Donc tu parles de ADD. Définition du neutral Evil :

Les personnages NE sont intéressés avant tout part eux même et leur progression Ils n'ont pas de problème pour travailler avec d'autres, leur seul intérêt est d'avancer. S'il existe un moyen quelconque de faire un profit, ils l’utilisent. Ils n'ont pas de scrupules a trahir leurs compagnons. Ils se soumettent a l'argent et a la puissance, ce qui les rend corruptibles.

D'après le définition du NE, la notion de "même galère" est un non sens : le NE se fout que la galère coule du moment que lui s'en sort. Par contre, il est de son intérêt de la conserver à flot tant qu'il ne risque rien pour profiter des autres galériens.

>Il analyse donc SEUL les informations...

Mouaip. Typique d'un perso paranoïaque - au sens commun du terme, je suis pas un spé en psy - et mégalomane. Je suppose aussi qu'il ne prend aucun risque, qu'il vous laisse passer devant en combat, etc...me goures je ?

Tu ne peux pas te fier à lui, sauf si tu sais que ta survie est plus intéressante pour lui que ta mort. Ce qui ne veut pas dire qu'elle soit importante, je m'explique. S'il n'a aucun intérêt dans ta disparition, il n'a aucune raison de te faire disparaître. Il n'a donc aucune raison de te filer des analyses erronées. par contre, ca t'oblige a faire confiance dans ses capacités de jugement.

Mais tu es toi même NE. Donc tu es potentiellement également mégalomane et paranoïaque, donc c'est difficile a vivre pour toi. Il te reste à lui montrer que tu peux faire comme lui, soit dans la même situation - tu arrives a la même conclusion que lui en prenant l'air mystérieux de celui qui sait mais qui veut pas donner ses sources- , soit dans une autre situation ou lui ne peut rien. Dans ce cas, tu lui dis gentiment qu'à ton avis c'est ça qu'il faut faire, et quand il te demande pourquoi, tu lui réponds parce que c'est comme ca, moi je te suis , alors à ton tour de me suivre dans mon analyse.. tu le places en face de ses propres contradictions, en quelque sorte.
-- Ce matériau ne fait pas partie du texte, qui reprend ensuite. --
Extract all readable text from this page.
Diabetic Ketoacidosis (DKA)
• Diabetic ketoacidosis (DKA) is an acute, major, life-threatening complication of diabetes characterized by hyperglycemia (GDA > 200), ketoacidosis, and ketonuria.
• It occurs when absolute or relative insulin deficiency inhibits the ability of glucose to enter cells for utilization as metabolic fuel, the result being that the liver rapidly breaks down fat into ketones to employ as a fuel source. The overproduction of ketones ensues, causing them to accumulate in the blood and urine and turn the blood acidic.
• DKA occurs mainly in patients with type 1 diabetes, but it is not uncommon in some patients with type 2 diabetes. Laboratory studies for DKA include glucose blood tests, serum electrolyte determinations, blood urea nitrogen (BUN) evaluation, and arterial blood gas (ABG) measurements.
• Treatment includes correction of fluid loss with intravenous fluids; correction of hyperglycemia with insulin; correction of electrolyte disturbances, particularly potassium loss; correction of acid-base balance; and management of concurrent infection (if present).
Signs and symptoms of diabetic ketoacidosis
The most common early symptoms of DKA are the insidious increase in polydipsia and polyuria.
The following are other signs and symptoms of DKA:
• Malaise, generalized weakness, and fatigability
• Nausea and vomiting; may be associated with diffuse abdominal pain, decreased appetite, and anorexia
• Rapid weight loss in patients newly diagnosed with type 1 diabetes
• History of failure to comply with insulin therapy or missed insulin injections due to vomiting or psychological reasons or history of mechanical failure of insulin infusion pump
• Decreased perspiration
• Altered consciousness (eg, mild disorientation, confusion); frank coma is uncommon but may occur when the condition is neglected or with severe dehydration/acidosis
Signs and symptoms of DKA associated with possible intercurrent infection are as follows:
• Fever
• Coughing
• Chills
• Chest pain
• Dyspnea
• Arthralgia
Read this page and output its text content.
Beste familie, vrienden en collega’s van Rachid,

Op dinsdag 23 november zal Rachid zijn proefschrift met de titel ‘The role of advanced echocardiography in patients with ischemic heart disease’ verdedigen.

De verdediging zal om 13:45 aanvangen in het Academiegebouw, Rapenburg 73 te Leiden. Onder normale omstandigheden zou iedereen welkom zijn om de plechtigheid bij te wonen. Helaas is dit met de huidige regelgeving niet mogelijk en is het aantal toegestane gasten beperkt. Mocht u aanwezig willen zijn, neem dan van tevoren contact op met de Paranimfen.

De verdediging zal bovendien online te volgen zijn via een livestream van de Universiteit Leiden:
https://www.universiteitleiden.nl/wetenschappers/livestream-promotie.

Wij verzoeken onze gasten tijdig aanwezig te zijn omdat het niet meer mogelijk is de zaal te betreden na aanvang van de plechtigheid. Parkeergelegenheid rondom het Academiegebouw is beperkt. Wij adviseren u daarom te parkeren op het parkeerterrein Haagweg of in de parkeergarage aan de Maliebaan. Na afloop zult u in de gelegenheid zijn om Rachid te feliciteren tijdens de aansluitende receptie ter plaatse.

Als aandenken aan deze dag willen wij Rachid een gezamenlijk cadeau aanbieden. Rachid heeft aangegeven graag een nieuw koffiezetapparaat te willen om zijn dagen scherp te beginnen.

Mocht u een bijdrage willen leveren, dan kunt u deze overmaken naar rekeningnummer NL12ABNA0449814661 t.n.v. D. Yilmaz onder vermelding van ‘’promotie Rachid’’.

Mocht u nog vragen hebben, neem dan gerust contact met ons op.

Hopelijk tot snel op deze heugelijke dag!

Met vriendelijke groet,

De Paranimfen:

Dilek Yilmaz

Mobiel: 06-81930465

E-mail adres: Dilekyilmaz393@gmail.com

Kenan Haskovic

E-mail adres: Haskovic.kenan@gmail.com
> Par le passé avec d'autres joueurs, j'ai été confronté au cas du groupe d'evils : avec eux, la notion de groupe demeurait prioritaire

Ca devait pas être des neutral evil : par définition la notion de groupe est secondaire et n'est la que pour aider chaque membre du groupe dans la réalisation de ses objectifs individuels...

> Mais alors ? Alors..? Comment vivre son "evil-eté" dans ces conditions ?
Je pense qu'il faut que tout le monde soit conscient de ces règles, et que tout le monde les accepte..

> Le but ? Exterminer un monastère,…
Nope. Les moyens choisis par un NE sont pas forcement violents, sadiques ou pervers...ils sont efficaces, et sans analyse morale, c'est tout. S'il faut sauver la veuve et l'orphelin pour atteindre son objectif, pour moi un NE le fera....quitte a trucider l'orphelin en déflorant la veuve si quelqu'un d'autre a mis un contrat sur leur tète. Il ira juste chercher les deux récompenses dans le bon ordre.. ;-)

 

renan injey wrote: > Je plaint le pov' MD

Le Fan Il ne faut pas. C'est lui que ça amuse le plus. Certainement parce qu'il est le plus evil d'entre nous ! ;-)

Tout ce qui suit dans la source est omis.